Synesthesia is a perceptual condition in which stimulation of one sensory pathway triggers automatic, involuntary experiences in another sensory pathway. This causes the person to experience something through a blend of more than one sense, such as seeing sounds, tasting colours, or smelling words. People who have this condition are known as synesthetes. An interesting form of synesthesia includes seeing abstract concepts like time projected in the space around them.
How Sounds May Be Seen
A composer who is a synesthete may actually be able to see the shape of sounds made by different instruments. Notes of melodies may be links of rounded cylindrical bubbles of different lengths. A sustained sound may be a long continuous line like a horizon while short, percussive sounds may be a string of sharp angular shards. The volume of a note may determine its size. Anything from differences in an instrument’s sound to the thinness of a flute’s notes, as compared to the fatness of the notes of an electric bass guitar, could be reflected in the difference in the shape of the sounds.

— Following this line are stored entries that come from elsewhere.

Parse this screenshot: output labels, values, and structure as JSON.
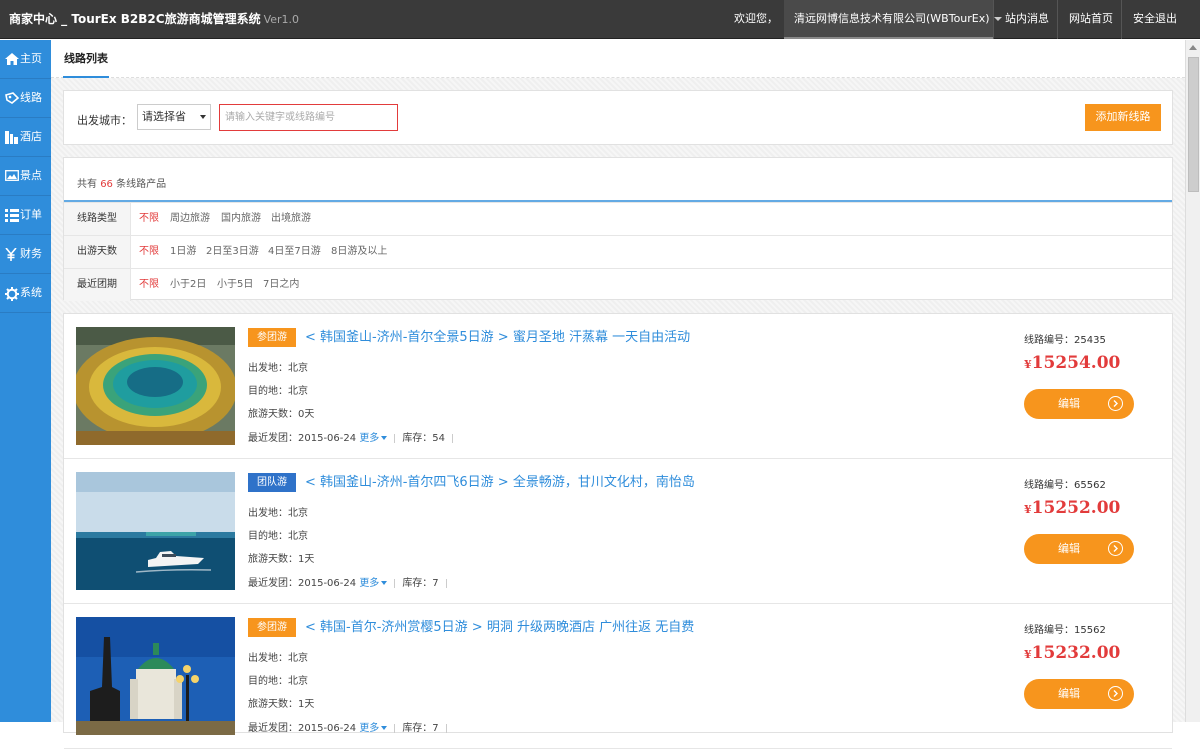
{
  "topbar": {
    "brand": "商家中心 _ TourEx B2B2C旅游商城管理系统",
    "version": "Ver1.0",
    "welcome": "欢迎您，",
    "company": "清远网博信息技术有限公司(WBTourEx)",
    "messages": "站内消息",
    "home": "网站首页",
    "logout": "安全退出"
  },
  "sidebar": {
    "items": [
      {
        "label": "主页",
        "icon": "home-icon"
      },
      {
        "label": "线路",
        "icon": "route-icon"
      },
      {
        "label": "酒店",
        "icon": "hotel-icon"
      },
      {
        "label": "景点",
        "icon": "picture-icon"
      },
      {
        "label": "订单",
        "icon": "list-icon"
      },
      {
        "label": "财务",
        "icon": "yen-icon"
      },
      {
        "label": "系统",
        "icon": "gear-icon"
      }
    ]
  },
  "tab": {
    "label": "线路列表"
  },
  "search": {
    "city_label": "出发城市：",
    "province_select": "请选择省",
    "keyword_placeholder": "请输入关键字或线路编号",
    "add_button": "添加新线路"
  },
  "summary": {
    "prefix": "共有",
    "count": "66",
    "suffix": "条线路产品"
  },
  "filters": [
    {
      "name": "线路类型",
      "options": [
        "不限",
        "周边旅游",
        "国内旅游",
        "出境旅游"
      ]
    },
    {
      "name": "出游天数",
      "options": [
        "不限",
        "1日游",
        "2日至3日游",
        "4日至7日游",
        "8日游及以上"
      ]
    },
    {
      "name": "最近团期",
      "options": [
        "不限",
        "小于2日",
        "小于5日",
        "7日之内"
      ]
    }
  ],
  "routes": [
    {
      "badge": "参团游",
      "badge_color": "#f7951d",
      "title": "< 韩国釜山-济州-首尔全景5日游 > 蜜月圣地 汗蒸幕 一天自由活动",
      "depart": "出发地：北京",
      "dest": "目的地：北京",
      "days": "旅游天数：0天",
      "recent": "最近发团：2015-06-24",
      "more": "更多",
      "stock": "库存：54",
      "code": "线路编号：25435",
      "currency": "¥",
      "price": "15254.00",
      "edit": "编辑"
    },
    {
      "badge": "团队游",
      "badge_color": "#2f72c9",
      "title": "< 韩国釜山-济州-首尔四飞6日游 > 全景畅游，甘川文化村，南怡岛",
      "depart": "出发地：北京",
      "dest": "目的地：北京",
      "days": "旅游天数：1天",
      "recent": "最近发团：2015-06-24",
      "more": "更多",
      "stock": "库存：7",
      "code": "线路编号：65562",
      "currency": "¥",
      "price": "15252.00",
      "edit": "编辑"
    },
    {
      "badge": "参团游",
      "badge_color": "#f7951d",
      "title": "< 韩国-首尔-济州赏樱5日游 > 明洞 升级两晚酒店 广州往返 无自费",
      "depart": "出发地：北京",
      "dest": "目的地：北京",
      "days": "旅游天数：1天",
      "recent": "最近发团：2015-06-24",
      "more": "更多",
      "stock": "库存：7",
      "code": "线路编号：15562",
      "currency": "¥",
      "price": "15232.00",
      "edit": "编辑"
    }
  ]
}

Synesthesia in Sound Engineering
Baird Hersey has a chapter called ‘The Colours of Your Mind’ in his book. In it, he speaks of how a sound engineer with synesthesia might see the stereo image as a panoramic terrain while mixing music. Each instrument could be placed on the left and right horizontal plane to either differentiate or blend them, with each having its own volume and reverberation to place it in the foreground or distance. The engineer may bring out different parts of its tone quality to give it a sparkling clarity or a shrouded darkness.

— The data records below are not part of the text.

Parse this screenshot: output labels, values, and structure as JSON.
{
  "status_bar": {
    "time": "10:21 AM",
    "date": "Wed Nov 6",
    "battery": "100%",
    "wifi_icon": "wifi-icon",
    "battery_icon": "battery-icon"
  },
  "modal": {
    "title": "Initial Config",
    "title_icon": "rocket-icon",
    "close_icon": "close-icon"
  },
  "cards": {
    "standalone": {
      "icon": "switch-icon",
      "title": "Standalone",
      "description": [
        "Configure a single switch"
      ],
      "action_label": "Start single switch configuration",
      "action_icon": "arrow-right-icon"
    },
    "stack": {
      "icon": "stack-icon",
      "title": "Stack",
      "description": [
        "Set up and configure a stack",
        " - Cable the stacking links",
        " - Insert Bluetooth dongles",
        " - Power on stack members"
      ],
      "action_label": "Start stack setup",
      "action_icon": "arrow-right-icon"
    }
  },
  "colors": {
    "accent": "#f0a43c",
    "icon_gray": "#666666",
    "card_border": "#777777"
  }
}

In an interesting article in The Journal on the Art of Record Production (JARP), Dr. Eliot Bates writes about his research in recording studios in Istanbul and his findings. He observes Ron, a sound engineer’s use of his right arm while mixing and says that the arm is used as a perceiving organ. Ron uses his right arm along with his monitor and control room to know exactly when the bass sounds exactly right because the ears alone can not be trusted to know it.
Synesthesia & Mixing
Bates goes on to say that there are other engineering practices that demonstrate that mixing is not just a process of aural listening but that mixing also requires a feel. This ‘feel’ is not only metaphoric but also tactile, and is also visually mapped in the workstation. The right arm is this process is a sensing organ and along with a synesthesia of visual and auditory practices makes for the perfect mix.

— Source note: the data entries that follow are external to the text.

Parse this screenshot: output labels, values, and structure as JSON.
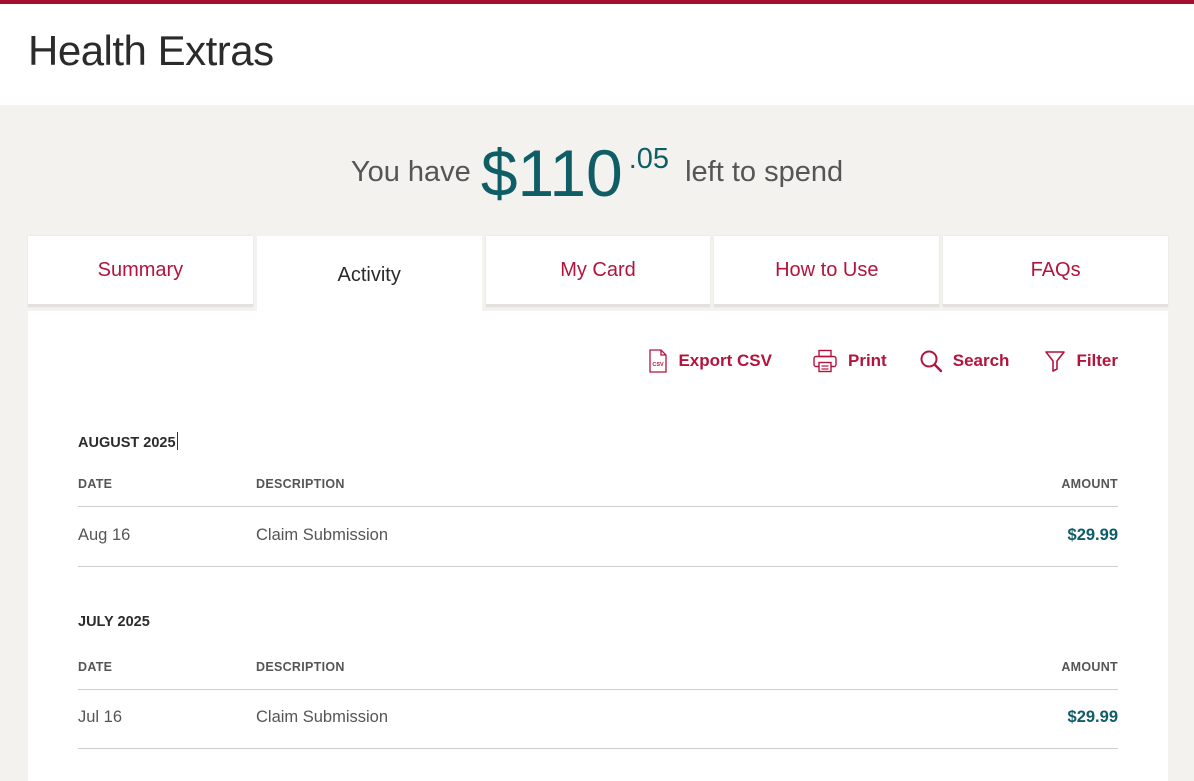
{
  "app": {
    "title": "Health Extras"
  },
  "balance": {
    "prefix": "You have",
    "dollars": "$110",
    "cents": ".05",
    "suffix": "left to spend"
  },
  "tabs": [
    {
      "label": "Summary",
      "active": false
    },
    {
      "label": "Activity",
      "active": true
    },
    {
      "label": "My Card",
      "active": false
    },
    {
      "label": "How to Use",
      "active": false
    },
    {
      "label": "FAQs",
      "active": false
    }
  ],
  "toolbar": {
    "export": "Export CSV",
    "export_icon_text": "CSV",
    "print": "Print",
    "search": "Search",
    "filter": "Filter"
  },
  "columns": {
    "date": "DATE",
    "description": "DESCRIPTION",
    "amount": "AMOUNT"
  },
  "months": [
    {
      "label": "AUGUST 2025",
      "rows": [
        {
          "date": "Aug 16",
          "description": "Claim Submission",
          "amount": "$29.99"
        }
      ]
    },
    {
      "label": "JULY 2025",
      "rows": [
        {
          "date": "Jul 16",
          "description": "Claim Submission",
          "amount": "$29.99"
        }
      ]
    }
  ],
  "colors": {
    "brand": "#a3102f",
    "accent_link": "#b3143d",
    "money": "#0f5e66"
  }
}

Research states that synesthesia can also be trained in a person and sound engineers clearly demonstrate that with the practice of riding the fader during live vocal tracking. While it could be easily explained by saying that the engineer ‘knows’ what the vocalist is going to sing beforehand and naturally then anticipates the singer’s next move, this explanation misses the fact that the timing is so narrow that it might well be physically impossible for the engineer to have thought of every fader move they are going to make. Fader riding is a technique which requires a lot of practice and calls into being certain kinds of specialised knowledge, because it entails a semi-autonomic motor process whereby their fader moves correlate almost immediately with raw sensory data, including auditory stimulus (the sound of the singer) and visual information (the sight of the singer). In short, fader riding is thoroughly non-cognitive.
Synesthesia allows people who have the condition to use their experiences to help in their creative process. While the media does write about engineers blessed with ‘golden ears’, this talent might extend to engineers who are synesthetes with golden eyes and golden forearms. After all, studio work is a craft and an art that requires the engagement of multiple senses. And in order to understand it, the synesthesias and sensoriums of audio engineering in different contexts need to be understood.